Uitspraak 201012470/1/R3


Volledige tekst

201012470/1/R3.
Datum uitspraak: 8 februari 2012

AFDELING
BESTUURSRECHTSPRAAK

Uitspraak in het geding tussen:

de naamloze vennootschap SNS Bank N.V. (hierna: SNS), gevestigd te Utrecht,
appellante,

en

de raad van de gemeente Baarn,
verweerder.

1. Procesverloop

Bij besluit van 29 september 2010, kenmerk 10RV000027, heeft de raad het bestemmingsplan "Baarn Centrum" vastgesteld.

Tegen dit besluit heeft SNS bij brief, bij de Raad van State per faxbericht ingekomen op 21 december 2010, beroep ingesteld.

De raad heeft een verweerschrift ingediend.

SNS heeft een nader stuk ingediend.

De zaak is door een meervoudige kamer van de Afdeling verwezen naar een enkelvoudige.

De Afdeling heeft de zaak ter zitting behandeld op 16 november 2011, waar SNS, vertegenwoordigd door mr. C. Visser, advocaat te Utrecht, en de raad, vertegenwoordigd door drs.
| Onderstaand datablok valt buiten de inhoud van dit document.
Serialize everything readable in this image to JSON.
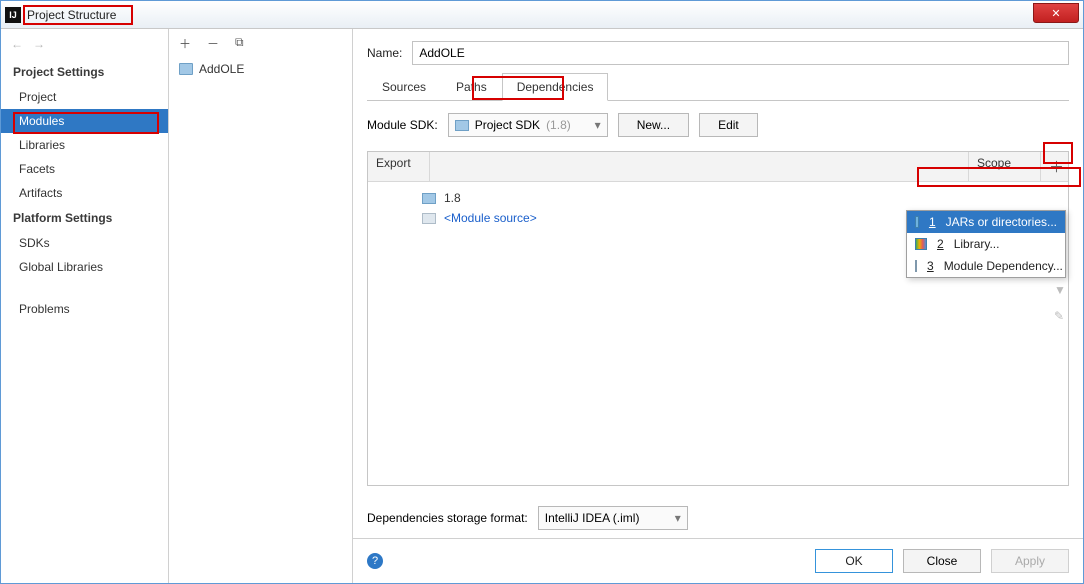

E.H.P. Nelissen en P. Janse, beiden werkzaam bij de gemeente, zijn verschenen. Voorts is [partij], bijgestaan door mr. T. Steenbeek, gehoord.

2. Overwegingen

2.1. [partij] heeft zich als partij gemeld, omdat hij eigenaar is geworden van het perceel [locatie] te Baarn. Ter zitting heeft SNS bevestigd dat zij het perceel aan [partij] heeft verkocht. Nu SNS geen eigenaar meer is van het perceel, ziet de Afdeling zich gesteld voor de vraag of SNS nog belang heeft bij de beoordeling van het beroep.

2.1.1. SNS stelt dat zij nog procesbelang heeft, omdat zij schade heeft geleden bij de verkoop van het perceel vanwege de verminderde gebruiksmogelijkheden, zoals deze als gevolg van de inwerkingtreding van het plan voor het perceel zijn gaan gelden.

2.1.2. Zoals de Afdeling eerder heeft overwogen (uitspraak van 28 februari 2007 in zaak nr. 200604193/1) kan er, in een geval als hier aan de orde, procesbelang bestaan indien een appellant stelt schade te hebben gelden ten gevolge van bestuurlijke besluitvorming. Daartoe is vereist dat tot op zekere hoogte aannemelijk wordt gemaakt dat deze schade daadwerkelijk is geleden als gevolg van het bestreden besluit.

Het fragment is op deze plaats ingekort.